The association between long-term dynamic changes in the Atherogenic Index of Plasma (AIP) and the risk of cardiometabolic multimorbidity (CMM) has not been fully elucidated. This study was designed to investigate this association in a middle-aged and elderly Chinese population.

Methods

Based on the China Health and Retirement Longitudinal Study (CHARLS), we included 5,401 participants without CMM at baseline (2015). Cumulative AIP (cumAIP) was calculated based on data from 2011 to 2015. Group-based trajectory modeling (GBTM) was used to identify distinct AIP change patterns over the follow-up period. Multivariable Cox proportional hazards models were used to assess the associations between cumAIP, AIP trajectories, and incident CMM.

Results

During follow-up, compared to the lowest quartile of cumAIP (Q1), participants in the highest quartile (Q4) had a significantly increased risk of CMM (adjusted HR: 2.27, 95% CI: 1.21–4.26).
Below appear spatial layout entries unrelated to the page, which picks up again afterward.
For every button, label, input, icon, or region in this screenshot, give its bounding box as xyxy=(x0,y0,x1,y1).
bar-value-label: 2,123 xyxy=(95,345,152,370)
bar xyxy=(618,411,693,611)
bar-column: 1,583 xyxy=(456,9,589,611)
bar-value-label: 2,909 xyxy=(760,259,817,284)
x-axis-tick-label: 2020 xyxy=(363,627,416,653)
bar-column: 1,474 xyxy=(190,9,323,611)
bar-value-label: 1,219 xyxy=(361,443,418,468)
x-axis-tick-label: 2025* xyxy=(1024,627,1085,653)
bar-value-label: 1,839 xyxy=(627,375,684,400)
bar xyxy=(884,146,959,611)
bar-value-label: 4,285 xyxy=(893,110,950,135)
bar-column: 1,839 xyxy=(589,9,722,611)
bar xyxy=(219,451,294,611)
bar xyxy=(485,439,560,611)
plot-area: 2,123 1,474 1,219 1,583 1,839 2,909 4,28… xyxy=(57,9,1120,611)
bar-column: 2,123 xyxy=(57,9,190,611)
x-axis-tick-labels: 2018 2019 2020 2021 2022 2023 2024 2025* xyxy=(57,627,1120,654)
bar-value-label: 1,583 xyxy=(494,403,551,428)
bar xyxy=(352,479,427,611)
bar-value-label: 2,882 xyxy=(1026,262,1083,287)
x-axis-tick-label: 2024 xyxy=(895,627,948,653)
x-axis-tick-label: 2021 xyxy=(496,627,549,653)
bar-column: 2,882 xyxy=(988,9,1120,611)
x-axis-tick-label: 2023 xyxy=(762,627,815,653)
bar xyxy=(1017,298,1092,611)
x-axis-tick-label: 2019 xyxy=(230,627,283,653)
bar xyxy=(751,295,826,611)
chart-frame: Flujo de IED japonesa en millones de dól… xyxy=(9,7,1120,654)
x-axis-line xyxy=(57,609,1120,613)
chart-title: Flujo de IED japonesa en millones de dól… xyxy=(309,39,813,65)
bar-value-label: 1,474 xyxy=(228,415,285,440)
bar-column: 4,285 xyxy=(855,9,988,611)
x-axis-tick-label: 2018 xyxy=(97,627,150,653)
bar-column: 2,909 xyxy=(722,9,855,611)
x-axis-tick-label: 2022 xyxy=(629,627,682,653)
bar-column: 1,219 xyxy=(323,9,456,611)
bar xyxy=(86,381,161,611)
Similarly, compared to the persistently low AIP trajectory group, those with persistently moderate-level (HR = 1.76, 95% CI: 1.38–2.26) and high-level (HR = 1.84, 95% CI: 1.42–2.37) trajectories faced elevated risks. The risk was most pronounced for the triple CMM combination (diabetes, heart disease, and stroke). A nonlinear dose-response relationship was observed between cumAIP and CMM risk. Subgroup and sensitivity analyses confirmed the robustness of these findings.​

Conclusion

This longitudinal study demonstrates, for the first time, that long-term elevation in AIP and persistently high AIP trajectories are independent risk factors for CMM in Chinese middle-aged and elderly adults. Monitoring the dynamic changes of AIP is crucial for the early identification of high-risk individuals to guide targeted interventions.